Il faut saluer le travail de John Williams, James Horner, Ennio Morricone et les autres, pour avoir grandement contribué à l’immersion des spectateurs dans l’univers des films, ainsi que de les avoir accompagnés dans l’émotion des personnages. D’avoir créé une envie d’ajouter un personnage sonore à l’histoire qui augmente ou facilite une connexion avec les personnages ou l’histoire. Par exemple, dans le cas de Shutter Island de Martin Scorsese, la trame sonore offre un clin d’œil au dénouement du film.

 

Prenez note

 

Lorsque certains font le choix de ne pas mettre de musique (Les sept jours du talion de Podz), ou d’autres d’en tapisser le film mur à mur, c’est toujours issu d’un choix dans la réalisation. Dans mes films, je choisis généralement un musicien en fonction de la direction que je veux donner au film : une question de style, d’instrument ou d’émotion à exploiter.

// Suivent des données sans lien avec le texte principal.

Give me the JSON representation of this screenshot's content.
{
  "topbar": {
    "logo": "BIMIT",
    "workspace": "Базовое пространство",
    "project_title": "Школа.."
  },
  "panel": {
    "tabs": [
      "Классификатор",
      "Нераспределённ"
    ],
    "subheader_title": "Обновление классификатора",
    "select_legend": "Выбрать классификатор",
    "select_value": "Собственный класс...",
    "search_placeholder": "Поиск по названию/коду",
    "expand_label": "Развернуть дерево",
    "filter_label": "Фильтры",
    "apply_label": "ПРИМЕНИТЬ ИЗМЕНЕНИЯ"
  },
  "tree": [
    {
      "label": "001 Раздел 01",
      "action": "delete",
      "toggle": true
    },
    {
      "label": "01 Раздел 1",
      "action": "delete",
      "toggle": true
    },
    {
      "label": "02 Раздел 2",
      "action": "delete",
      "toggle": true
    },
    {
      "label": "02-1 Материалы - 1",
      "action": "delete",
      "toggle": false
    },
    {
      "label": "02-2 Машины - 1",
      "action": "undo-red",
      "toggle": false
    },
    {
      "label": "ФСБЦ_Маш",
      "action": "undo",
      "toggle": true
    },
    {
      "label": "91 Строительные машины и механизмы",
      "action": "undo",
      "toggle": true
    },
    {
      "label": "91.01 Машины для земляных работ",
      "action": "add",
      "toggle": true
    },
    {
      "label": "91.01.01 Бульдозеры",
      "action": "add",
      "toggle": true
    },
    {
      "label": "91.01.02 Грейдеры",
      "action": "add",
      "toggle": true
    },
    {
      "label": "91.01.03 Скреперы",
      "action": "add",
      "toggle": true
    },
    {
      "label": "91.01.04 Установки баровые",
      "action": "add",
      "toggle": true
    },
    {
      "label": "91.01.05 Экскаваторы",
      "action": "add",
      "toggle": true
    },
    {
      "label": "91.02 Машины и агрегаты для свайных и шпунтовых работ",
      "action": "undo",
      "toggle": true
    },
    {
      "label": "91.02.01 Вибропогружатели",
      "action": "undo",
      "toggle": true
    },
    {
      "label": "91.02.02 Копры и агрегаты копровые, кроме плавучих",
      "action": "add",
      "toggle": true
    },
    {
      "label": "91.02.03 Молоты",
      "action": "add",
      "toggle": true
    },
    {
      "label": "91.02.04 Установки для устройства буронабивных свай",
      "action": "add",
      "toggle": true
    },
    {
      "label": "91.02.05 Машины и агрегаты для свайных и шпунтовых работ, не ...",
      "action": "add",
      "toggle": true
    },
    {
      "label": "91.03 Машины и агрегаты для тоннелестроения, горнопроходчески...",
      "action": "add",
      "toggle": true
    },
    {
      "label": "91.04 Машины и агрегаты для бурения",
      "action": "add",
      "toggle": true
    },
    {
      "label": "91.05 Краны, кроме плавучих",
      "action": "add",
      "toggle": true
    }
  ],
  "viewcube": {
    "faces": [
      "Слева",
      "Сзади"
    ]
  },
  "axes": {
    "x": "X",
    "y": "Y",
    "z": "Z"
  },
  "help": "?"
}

Dorlotez les musiciens, car si un réalisateur, un directeur photo ou un monteur peut influencer la dynamique d’un film après la lecture d’un scénario, une bonne trame sonore (ou un choix réfléchi de son absence) pourra propulser le film à un autre niveau.

 

TOP 5

Peut-être avez-vous une trame sonore préférée ? Voici mon top 5 :

 

#5 Pirates of the Caribbean de Klaus Badelt ;

 

#4 The Last of the Mohicans de Randy Edelman et Trevor Jones ;

 

#3 The Fountain de Clint Mansell ;

 

#2 Into the Wild de Eddie Vedder ;

 

#1 Interstellar de Hans Zimmer.

 

** Je m’en suis tenu à des compositeurs uniquement. J’ai dû laisser Reservoir Dogs de Quentin Tarantino et Welcome to Collinwood d’Anthony Russo et Joe Russo.

 

 

Bonus en N&B

La soirée avait débuté avec Roman Zavada, un pianiste avec un style des films muets, où il a improvisé un morceau sur un film de Laurel & Hardy, très drôle et astucieux dans sa réalisation. Je n’ai pas porté beaucoup d’attention au pianiste pendant le film, mais sans lui, ce n’aurait pas été aussi drôle ou aussi immersif.